Corruption and graft long have been ingrained in Afghanistan's public institutions. Yet the extent of this corrosion has taken on new significance as the White House considers expanding the U.S. commitment to a war unsupported by a growing number of Americans.
Widespread fraud in Afghanistan's presidential election in August has raised doubts about how quickly a stable and credible government can be installed. A U.N.-backed commission threw out nearly one-third of President Hamid Karzai's votes, setting the stage for a Nov. 7 runoff.
In his recent assessment of the situation in Afghanistan, the top U.S. commander warned that unchecked corruption has led alienated Afghans to support the Taliban-led insurgency.
Afghan officials insist the Aynak bidding was handled openly and honestly, and will create thousands of jobs. But several U.S. geologists and Western businessmen who watched the process closely disagree.
James Yeager, an American geologist who advised Afghanistan's minister of mines, says a few Afghan officials dominated a secretive selection process that gave the winner, China Metallurgical Group Corp., improbably high marks over its foreign competitors.
Said Tayeb Jawad, Afghanistan's ambassador to the United States, said the bidding process was above board. He said he pushed for the U.S. bidder, Phelps Dodge, to be awarded the Aynak rights, but that China offered to start work right away while Phelps wanted to wait until the country was safer.
"We can't afford to give the mining rights to a company that will sit on them for the next 10 or 15 years," Jawad said.
China Metallurgical, better known as MCC, has a poor track record with mining projects in other countries, according to Yeager and other critics. In neighboring Pakistan, for example, where MCC operates a copper mine, there's been little benefit to the local economy. But that information was ignored during the deliberations, they say.
MCC did not immediately respond to questions submitted by e-mail, as the company requested, about whether MCC received special treatment from the Afghan government on the Aynak bidding process; whether it was allowed to see copies of other bids, as at least one competitor alleges; or whether the Pakistan mine has failed to help the local economy.
The Aynak deal was awarded to the Chinese late 2007, but the project is only now getting under way. Before copper can be hauled from the ground, China must make a substantial investment to build a power-generating station, roads and a railway to move the metal.
Yeager and Larry Snee, a former U.S. Geological Survey official who also has worked in Afghanistan, contend that MCC probably will steer most of the jobs to Chinese workers.
"Of course, the Afghans are going to benefit," Snee said. "But will they get all they deserve?"
China needs huge quantities of raw materials to feed its rapid economic growth and energy demands. It is well positioned to become the dominant force in Afghanistan's potentially lucrative minerals sector, said Don Ritter, president of the Afghan-American Chamber of Commerce in McLean, Va.
"In what direction do (Afghanistan's) mines and minerals develop?" Ritter said. "Do they go the Eastern model, where everything is done behind a closed door? Or, is there an open, transparent competition, where the money is laid on the table without undue influence?"

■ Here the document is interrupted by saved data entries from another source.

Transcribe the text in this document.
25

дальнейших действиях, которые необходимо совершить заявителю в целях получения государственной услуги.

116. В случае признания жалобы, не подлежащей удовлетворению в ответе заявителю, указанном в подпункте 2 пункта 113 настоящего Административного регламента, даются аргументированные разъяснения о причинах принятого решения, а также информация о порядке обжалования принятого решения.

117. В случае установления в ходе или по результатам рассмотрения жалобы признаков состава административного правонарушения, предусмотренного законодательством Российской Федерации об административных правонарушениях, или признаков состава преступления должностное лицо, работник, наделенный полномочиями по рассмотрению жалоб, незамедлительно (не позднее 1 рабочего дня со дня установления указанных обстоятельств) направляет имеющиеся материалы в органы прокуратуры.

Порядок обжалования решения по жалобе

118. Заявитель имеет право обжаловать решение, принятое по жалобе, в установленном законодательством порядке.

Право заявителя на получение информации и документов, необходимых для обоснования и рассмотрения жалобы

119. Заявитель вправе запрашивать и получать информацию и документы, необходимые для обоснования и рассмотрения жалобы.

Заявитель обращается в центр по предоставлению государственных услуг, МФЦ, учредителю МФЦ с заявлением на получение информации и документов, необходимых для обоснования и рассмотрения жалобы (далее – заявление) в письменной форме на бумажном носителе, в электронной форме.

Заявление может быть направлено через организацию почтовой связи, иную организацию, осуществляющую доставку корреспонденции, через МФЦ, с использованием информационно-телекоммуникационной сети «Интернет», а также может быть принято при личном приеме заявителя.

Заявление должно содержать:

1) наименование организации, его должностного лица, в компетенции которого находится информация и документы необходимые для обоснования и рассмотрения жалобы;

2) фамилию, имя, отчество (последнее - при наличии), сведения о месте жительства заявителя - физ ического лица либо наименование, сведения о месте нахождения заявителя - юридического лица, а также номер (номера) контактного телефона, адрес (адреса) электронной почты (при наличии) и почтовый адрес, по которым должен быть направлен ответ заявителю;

Yeager has distributed a 78-page report on the Aynak contract in which he contends that M. Ibrahim Adel, Afghanistan's minister of mines, and his associates shut out legal, financial and technical experts who could have helped them on the decision.
Yeager doesn't accuse Adel or anyone else from benefiting personally by awarding the work to MCC. But the final decision, Yeager says, was dictated by bureaucrats concerned with dollar amounts and personal preferences.
One of the losing competitors for the contract was Hunter Dickinson, a global mining company based in Vancouver, Canada. Robert Schafer, Hunter Dickinson's chief of business development, said an Afghan official told him that its bid had been shown to the Chinese while the proposals were being evaluated.
Schafer said he "wasn't surprised at all" to learn that MCC won.
Wang Baodong, a spokesman for the Chinese Embassy in Washington, did not address the allegations. He said China is committed to pursuing economic, trade and investment projects in Afghanistan that benefit both countries.
China has contributed little to improving security in Afghanistan, yet with the Aynak deal, stands to gain from the sacrifices made by the U.S. and NATO in troops and money.
"The world isn't fair," said Robert Kaplan, a senior fellow at the Center for a New American Security in Washington. "A worse outcome to staying and helping the Chinese would be withdrawing and losing a great battle in the war against radical Islam."